Press "Enter" to skip to content

Posts published in “Day: April 18, 2009”

Why the rate

Unemployment rate numbers, read in fine grain, have for a long time seemed a little less than perfect measures. (We never bought the office state stats, for example, that Idaho's unemployment rate in October 2007 was 2.5%, when 3% is the norm for something approaching full employment, and employers didn't seem that desperate for help.) So what should we make of the reports out now that Oregon has the second-highest unemployment (now at 12.1%) in the nation, behind Michigan with its collapsing auto industry?

First, a note of context: Oregon is hurting in this depression, alongside the other states. There's been no lack of shutdowns and layoffs. Times are tough in Oregon too - but, that much worse than in so many other states? Doesn't feel that way: Bad, yes, but not that much worse.

In good times as well as bad, Oregon's unemployment rates have tended to run higher than average. Might there be something systemic, or something unusual about Oregon, that contributes?

Evidently there is, outlined neatly in an Oregonian piece this morning. Oregon turns out to be one of those places people are reluctant to leave, and when times get tough they hang in there. It has a good reputation as a good place to live, and so becomes something of a magnet for people around the country when they're out of work and looking for a new place to start over. (The place keeps harking back to its earliest days.) A number of other states, notably Nevada and California, seem to shed people more rapidly when the jobs go away - people who go to places like Oregon. All of this drives up the numbers of the unemployed, creating a higher rate.

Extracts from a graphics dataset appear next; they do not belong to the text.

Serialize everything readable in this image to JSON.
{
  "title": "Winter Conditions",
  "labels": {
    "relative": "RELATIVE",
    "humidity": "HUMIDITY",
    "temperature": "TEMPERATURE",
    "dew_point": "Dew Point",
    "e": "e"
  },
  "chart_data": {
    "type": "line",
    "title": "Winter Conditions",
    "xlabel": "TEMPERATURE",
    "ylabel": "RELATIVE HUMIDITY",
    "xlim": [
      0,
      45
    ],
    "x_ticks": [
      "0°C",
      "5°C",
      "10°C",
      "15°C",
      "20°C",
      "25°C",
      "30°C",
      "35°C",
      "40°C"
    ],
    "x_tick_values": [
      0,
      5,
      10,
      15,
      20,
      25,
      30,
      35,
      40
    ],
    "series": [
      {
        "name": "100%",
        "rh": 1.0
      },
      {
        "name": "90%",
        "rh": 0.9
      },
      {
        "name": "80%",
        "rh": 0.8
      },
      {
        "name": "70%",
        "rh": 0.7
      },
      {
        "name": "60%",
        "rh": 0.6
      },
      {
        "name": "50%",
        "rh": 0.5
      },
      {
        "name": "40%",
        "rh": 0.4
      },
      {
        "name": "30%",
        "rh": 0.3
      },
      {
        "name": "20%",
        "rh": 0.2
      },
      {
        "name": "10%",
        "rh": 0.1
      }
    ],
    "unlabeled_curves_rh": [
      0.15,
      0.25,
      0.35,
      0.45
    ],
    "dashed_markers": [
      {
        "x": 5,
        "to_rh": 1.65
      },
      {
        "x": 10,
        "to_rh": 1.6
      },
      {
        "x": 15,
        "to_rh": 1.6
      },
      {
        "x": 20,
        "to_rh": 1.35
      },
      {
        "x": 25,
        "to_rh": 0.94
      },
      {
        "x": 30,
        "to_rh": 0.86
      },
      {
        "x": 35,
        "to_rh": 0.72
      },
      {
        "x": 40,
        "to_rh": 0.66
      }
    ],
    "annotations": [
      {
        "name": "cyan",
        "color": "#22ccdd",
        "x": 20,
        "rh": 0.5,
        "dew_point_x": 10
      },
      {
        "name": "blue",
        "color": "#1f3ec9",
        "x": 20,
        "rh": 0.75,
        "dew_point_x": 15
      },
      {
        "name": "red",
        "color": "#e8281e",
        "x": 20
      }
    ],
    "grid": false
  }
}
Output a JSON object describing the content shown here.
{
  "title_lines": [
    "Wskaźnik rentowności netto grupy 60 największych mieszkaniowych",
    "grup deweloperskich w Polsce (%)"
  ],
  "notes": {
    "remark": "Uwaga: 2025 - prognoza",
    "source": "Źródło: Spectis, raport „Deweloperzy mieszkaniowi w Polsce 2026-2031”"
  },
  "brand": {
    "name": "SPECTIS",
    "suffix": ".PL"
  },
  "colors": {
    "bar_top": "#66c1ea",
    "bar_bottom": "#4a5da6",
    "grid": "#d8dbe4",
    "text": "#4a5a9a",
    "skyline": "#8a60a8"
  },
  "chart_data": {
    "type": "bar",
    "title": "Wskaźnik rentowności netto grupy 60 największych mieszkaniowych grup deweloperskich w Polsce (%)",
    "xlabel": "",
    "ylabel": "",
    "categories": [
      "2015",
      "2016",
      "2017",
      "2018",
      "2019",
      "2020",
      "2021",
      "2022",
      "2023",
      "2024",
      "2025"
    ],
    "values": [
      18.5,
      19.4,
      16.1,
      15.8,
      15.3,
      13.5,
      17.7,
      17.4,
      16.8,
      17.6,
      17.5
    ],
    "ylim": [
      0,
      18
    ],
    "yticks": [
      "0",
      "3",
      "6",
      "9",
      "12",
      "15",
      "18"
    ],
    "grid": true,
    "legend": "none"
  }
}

This isn't just raw speculation; stats to back it up are available. The Bureau of Labor Statistics reports that in March, when Oregon lost 77,000 jobs, the state's available labor force rose by 58,000 - some of them newly looking for work, some of them arriving from elsewhere even though there was no work for them.

Helps to know what lies behind the numbers.

Extending the string at Lewiston


Lewiston Tribune

The Lewiston Tribune has a long tradition - very long, reaching back into the 50s at least - of publishing outstanding editorials. They have long had personality and bite, and often humor as well. They've leaned left but been such attention grabbers that execs at the paper (which is locally owned) call them real moneymakers: They're likely to get people talking and paying attention to the paper, in a way most editorials in most newspapers seldom have.

The central figure in that bit of newspaper history was for many years Bill Hall, who started writing editorials at the Trib in 1965 and (with a short 18-month hiatus) kept at it till he retired in 2002. His successor was Jim Fisher, who'd written edits alongside Hall for many years and whose style significantly overlapped. Now Fisher is retiring, so a real question has been: Does financially-strapped Lewiston (which recently cut the editorial page staff from two to one) keep the tradition alive?

Looks like it will, having just hired for the job Marty Trillhaase, who has been editorial editor at the Idaho Falls Post-Register. A bit of disclosure is needed: We've been friends with Trillhaase for a good many years, back when he worked at the Idaho Statesman in Boise, and at the Tribune before that, the Moscow paper before that, and Twin Falls . . . He's been around the state, and very highly regarded everywhere. At Idaho Falls he has been for more than a decade writing many of the best editorials in the state, as even those who disagree with him typically acknowledge.

Now, as for the Post Register . . . Following Trillhaase's tradition may be a challenge all its own.